I’m cheating a bit here, because I’m using this blog to answer a question that I’ve been asked rather a lot over the last four weeks and I’ve used it as the title. It’s not a short answer, but a fairly long and complicated one. For in the first two weeks since I went off radar, I’ve been in hospital, not forgetting any of you but totally unable to answer you. To tell the story shortly; I had a heart attack during the night of Tuesday the 11th September and was in hospital early Wednesday morning. But these bald facts lead us straight in to the most extraordinary story of dedication, kindness, patience and all the very best aspects of our beleaguered NHS.
I had two rather lengthy and difficult procedures, during the second of which four stents were inserted into two of my arteries, I was astounded at the skill it took and how complicated the machinery was, quite amazed to be told that two of the stents actually took my blood around corners. It was as if I’d moved into a completely different world. I was attached to two very complicated machines, neither of which I understood at all, but which were obviously keeping necessary records, because from time to time during the night and day, a nurse would appear at my bed-side to say I’ve become detached and would gently plug me in again. And when the staff nurses, sisters, doctors and consultants did their rounds they had one of their number pushing a portable machine about with all of our details on. It was high tech and then some.
But the thing that impressed me most and absolutely stunned me on occasions, was the kindness, gentleness and thoroughness of all the staff involved. We take them for granted and we shouldn’t. They are sterling. And their attitude to the job, extends to every member of the team, the night staff, who never seem to be able to sleep and are always loving at dark times when you need it most. The doctors who take time to explain everything over and over again to all of us.
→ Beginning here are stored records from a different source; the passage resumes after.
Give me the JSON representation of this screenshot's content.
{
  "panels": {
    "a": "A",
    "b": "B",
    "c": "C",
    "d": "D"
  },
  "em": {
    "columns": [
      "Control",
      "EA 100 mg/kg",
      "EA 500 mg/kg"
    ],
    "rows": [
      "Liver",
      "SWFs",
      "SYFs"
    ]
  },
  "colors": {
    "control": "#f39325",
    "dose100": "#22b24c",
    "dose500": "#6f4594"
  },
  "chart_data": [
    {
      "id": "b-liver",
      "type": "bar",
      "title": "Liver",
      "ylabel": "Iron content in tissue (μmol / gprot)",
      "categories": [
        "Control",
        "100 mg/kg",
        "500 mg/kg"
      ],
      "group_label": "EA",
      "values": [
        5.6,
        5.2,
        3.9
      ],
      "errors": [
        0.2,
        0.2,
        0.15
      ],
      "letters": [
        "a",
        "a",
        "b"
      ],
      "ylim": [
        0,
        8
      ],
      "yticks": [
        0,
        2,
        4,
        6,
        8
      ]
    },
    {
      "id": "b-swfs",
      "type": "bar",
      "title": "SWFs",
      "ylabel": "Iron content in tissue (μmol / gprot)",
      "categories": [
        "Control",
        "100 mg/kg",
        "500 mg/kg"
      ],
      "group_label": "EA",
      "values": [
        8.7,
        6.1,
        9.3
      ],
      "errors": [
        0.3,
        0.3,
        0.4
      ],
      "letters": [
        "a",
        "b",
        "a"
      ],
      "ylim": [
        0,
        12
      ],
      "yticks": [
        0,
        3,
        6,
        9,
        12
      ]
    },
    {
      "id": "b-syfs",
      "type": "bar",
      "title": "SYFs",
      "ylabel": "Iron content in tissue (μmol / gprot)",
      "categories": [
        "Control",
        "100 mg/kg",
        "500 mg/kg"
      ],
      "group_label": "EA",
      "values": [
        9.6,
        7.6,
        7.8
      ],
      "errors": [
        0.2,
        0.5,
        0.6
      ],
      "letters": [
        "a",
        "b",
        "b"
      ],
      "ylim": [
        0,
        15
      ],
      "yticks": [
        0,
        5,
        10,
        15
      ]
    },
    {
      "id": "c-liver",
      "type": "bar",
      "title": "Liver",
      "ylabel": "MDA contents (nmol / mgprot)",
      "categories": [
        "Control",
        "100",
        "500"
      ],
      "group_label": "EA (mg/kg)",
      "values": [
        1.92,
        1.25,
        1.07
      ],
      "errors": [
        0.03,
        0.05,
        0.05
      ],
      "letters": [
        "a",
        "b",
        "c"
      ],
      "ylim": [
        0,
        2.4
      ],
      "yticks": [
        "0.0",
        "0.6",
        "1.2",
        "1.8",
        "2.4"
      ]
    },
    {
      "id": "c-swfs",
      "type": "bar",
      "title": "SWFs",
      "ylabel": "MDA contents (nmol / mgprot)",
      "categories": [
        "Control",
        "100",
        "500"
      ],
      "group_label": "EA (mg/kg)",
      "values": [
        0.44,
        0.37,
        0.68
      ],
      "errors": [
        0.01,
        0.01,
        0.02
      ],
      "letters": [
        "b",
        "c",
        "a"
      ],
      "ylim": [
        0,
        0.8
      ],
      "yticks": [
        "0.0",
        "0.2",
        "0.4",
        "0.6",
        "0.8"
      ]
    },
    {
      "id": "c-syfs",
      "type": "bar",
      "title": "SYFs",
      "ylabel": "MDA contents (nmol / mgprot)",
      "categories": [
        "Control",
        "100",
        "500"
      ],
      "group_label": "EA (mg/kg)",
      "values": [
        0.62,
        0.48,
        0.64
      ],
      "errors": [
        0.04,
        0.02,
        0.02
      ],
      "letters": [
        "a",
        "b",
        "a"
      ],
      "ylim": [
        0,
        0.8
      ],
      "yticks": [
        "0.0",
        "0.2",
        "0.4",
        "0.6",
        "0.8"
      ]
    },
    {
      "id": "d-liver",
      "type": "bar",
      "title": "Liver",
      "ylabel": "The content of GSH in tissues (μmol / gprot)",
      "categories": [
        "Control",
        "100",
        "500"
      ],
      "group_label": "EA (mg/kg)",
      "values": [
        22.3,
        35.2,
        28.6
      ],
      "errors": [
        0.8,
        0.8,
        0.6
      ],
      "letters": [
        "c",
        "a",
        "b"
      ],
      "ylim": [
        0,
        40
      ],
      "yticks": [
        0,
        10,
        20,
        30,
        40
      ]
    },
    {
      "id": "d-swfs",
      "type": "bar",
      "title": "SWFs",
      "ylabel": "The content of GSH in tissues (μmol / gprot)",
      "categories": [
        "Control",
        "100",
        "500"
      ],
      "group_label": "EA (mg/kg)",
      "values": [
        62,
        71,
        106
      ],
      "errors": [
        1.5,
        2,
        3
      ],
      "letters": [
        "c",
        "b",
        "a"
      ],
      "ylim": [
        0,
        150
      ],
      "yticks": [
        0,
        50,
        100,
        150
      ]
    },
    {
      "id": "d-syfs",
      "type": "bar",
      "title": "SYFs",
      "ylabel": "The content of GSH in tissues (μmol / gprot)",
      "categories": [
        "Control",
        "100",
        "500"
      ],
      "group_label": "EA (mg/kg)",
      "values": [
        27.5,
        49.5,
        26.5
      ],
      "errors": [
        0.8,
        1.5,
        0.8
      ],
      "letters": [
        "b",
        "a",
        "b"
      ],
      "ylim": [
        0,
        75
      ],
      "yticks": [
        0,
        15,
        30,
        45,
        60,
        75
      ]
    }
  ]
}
It would give me the screaming ab-dabs but to them it is normal, the young boys who cleaned the wards very thoroughly and with gentleness when they removed any of our belongings so they could get to the floor. My favourite was a boy called Callum, who asked me very gently if he could move my bag so he could clean where it stood, and when I said I felt a bit of a fraud lying there and doing nothing while he was working so hard, he said “I’m sure you’ve worked very hard all your life. Now it’s our turn” I could have hugged him. And another young man who brought us tea and breakfast and always smiled, his name was George and very suitable. But probably the most amazing of the lot was the staff nurse called Marilyn who encouraged me to admit to being afraid and not to feel bad about it, now there’s a skill. And the consultant, came to the ward to tell me what he was going to do during a very complicated procedure and somehow or other, made me believe and understand that complicated though it was, he would do it and it would be a success. As he did and as it was.
They are stars. And we should be down on our knees, thankful that we have such people in our NHS. Respec’ to every single one of them.
So there you are, that’s what I’ve been doing. And now I’m home and recovering slowly and with a lot of support from my family. Thanking God for being given such a lot of help from so many directions. Even Dixie, has donned an imaginary white coat and appointed himself night nurse extraordinaire.